Bishop Williamson, who opposed the Society of St. Pius X holding reconciliation talks with the Vatican, was ousted from the society in 2012.
He and a number of followers did not support reconciliation with Rome because they believe the Vatican had strayed from the Catholic faith since the Second Vatican Council.
Fr. Faure, who was ordained a priest by Archbishop Lefebvre in 1977, was also in opposition to reconciliation and left the society in 2013.
In an interview posted on the blog “Non Possumus” March 18, the priest said he was willing to be ordained a bishop despite the penalties because “we cannot leave the resistance without bishops.”
“As Archbishop Lefebvre said, Catholic bishops are indispensible for the conservation of the true doctrine of the faith and the sacraments,” he said.
In a commentary emailed to subscribers of his newsletter Feb. 28, Bishop Williamson said the Catholic Church in Rome – referring to it as “the nightingales’ nest” – was unjustly occupied by “modernist cuckoos.”

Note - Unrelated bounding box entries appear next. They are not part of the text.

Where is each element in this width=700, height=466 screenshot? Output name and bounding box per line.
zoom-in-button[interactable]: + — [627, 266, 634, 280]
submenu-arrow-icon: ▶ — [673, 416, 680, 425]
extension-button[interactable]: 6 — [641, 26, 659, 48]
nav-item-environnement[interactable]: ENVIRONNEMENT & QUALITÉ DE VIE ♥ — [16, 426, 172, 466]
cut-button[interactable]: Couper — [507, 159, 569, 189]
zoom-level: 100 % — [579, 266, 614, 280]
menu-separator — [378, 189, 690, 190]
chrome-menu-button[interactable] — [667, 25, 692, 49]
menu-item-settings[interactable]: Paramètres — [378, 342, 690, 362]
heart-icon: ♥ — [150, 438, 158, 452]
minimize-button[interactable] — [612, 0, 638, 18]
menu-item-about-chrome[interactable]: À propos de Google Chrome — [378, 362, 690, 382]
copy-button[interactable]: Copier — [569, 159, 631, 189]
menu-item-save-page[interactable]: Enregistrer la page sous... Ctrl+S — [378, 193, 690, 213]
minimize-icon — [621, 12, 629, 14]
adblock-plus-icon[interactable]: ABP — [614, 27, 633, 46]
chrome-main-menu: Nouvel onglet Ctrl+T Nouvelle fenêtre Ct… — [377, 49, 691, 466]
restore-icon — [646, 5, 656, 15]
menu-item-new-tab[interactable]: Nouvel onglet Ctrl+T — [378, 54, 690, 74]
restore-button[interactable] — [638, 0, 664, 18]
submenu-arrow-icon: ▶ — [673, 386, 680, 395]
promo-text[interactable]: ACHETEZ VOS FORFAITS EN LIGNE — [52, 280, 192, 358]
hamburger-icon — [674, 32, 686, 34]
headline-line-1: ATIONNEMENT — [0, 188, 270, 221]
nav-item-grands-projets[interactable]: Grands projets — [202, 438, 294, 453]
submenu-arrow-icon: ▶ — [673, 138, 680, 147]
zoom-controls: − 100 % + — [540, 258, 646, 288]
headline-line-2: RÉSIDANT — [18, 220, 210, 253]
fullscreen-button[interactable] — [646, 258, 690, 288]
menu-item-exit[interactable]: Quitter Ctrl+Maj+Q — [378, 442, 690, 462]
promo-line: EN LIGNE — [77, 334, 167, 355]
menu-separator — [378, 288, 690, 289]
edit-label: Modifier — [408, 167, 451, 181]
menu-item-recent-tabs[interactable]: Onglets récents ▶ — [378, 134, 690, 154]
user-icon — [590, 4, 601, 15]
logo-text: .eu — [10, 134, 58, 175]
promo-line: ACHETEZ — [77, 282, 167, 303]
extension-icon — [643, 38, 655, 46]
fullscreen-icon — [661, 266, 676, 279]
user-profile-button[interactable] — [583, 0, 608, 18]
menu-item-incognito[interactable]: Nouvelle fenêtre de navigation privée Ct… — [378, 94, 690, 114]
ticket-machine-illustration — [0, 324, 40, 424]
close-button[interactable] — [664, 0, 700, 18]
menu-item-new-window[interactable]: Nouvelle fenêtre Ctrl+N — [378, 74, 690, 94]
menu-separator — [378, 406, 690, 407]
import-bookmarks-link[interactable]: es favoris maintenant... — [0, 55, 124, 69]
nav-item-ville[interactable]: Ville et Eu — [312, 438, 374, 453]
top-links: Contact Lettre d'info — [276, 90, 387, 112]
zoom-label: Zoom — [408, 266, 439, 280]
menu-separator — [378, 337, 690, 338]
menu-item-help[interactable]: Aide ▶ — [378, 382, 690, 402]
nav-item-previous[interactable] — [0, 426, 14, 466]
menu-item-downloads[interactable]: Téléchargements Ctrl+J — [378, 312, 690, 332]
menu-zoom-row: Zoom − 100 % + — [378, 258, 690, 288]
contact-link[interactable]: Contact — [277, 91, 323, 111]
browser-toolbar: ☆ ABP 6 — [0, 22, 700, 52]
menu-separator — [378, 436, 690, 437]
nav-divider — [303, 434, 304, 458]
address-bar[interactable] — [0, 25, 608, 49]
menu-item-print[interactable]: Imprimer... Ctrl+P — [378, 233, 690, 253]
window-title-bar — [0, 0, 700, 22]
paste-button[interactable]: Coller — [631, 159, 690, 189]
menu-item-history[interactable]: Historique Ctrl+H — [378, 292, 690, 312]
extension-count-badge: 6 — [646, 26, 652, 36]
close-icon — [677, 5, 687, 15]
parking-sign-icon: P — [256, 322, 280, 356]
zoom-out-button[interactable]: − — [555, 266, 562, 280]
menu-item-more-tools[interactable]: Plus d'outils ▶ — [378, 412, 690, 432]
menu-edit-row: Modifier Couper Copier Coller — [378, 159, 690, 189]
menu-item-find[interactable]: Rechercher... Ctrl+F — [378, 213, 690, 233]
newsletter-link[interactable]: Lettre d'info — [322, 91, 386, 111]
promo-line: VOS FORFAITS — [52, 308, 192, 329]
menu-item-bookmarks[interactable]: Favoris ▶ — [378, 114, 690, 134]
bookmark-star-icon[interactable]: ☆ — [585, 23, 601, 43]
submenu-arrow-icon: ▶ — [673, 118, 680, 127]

“Wherever the remainder of the true nightingales are visibly gathered, in whatever makeshift nest, they are in the church, they are the true visible church, and their beautiful song testifies to anyone who has ears to hear that the cuckoos are nothing but cuckoos who have stolen the Catholic nest which they presently occupy,” he wrote.
He criticized the leaders of the SSPX for being “tone deaf” and unable “to distinguish the song of cuckoos from that of nightingales.”
Meanwhile, the Society of St. Pius X expressed its “regrets” over the episcopal ordination, underlining that both Bishop Williamson and Father Faure were not members of the society “because of their violent criticisms of any relations with the Roman authorities,” referring to the Holy See.
In a communique published March 19 on its website, the society said it “denounces this episcopal consecration of Father Faure, which, despite the assertions of both clerics concerned, is not at all comparable to the consecrations of 1988” when Archbishop Lefebvre consecrated four bishops against papal orders.
The society said Archbishop Lefebrve had “done everything conceivable to gain permission from the Holy See” before ordaining bishops in 1988, but in the end, he felt he had to proceed to ensure there were bishops who could ordain priests to serve the faithful.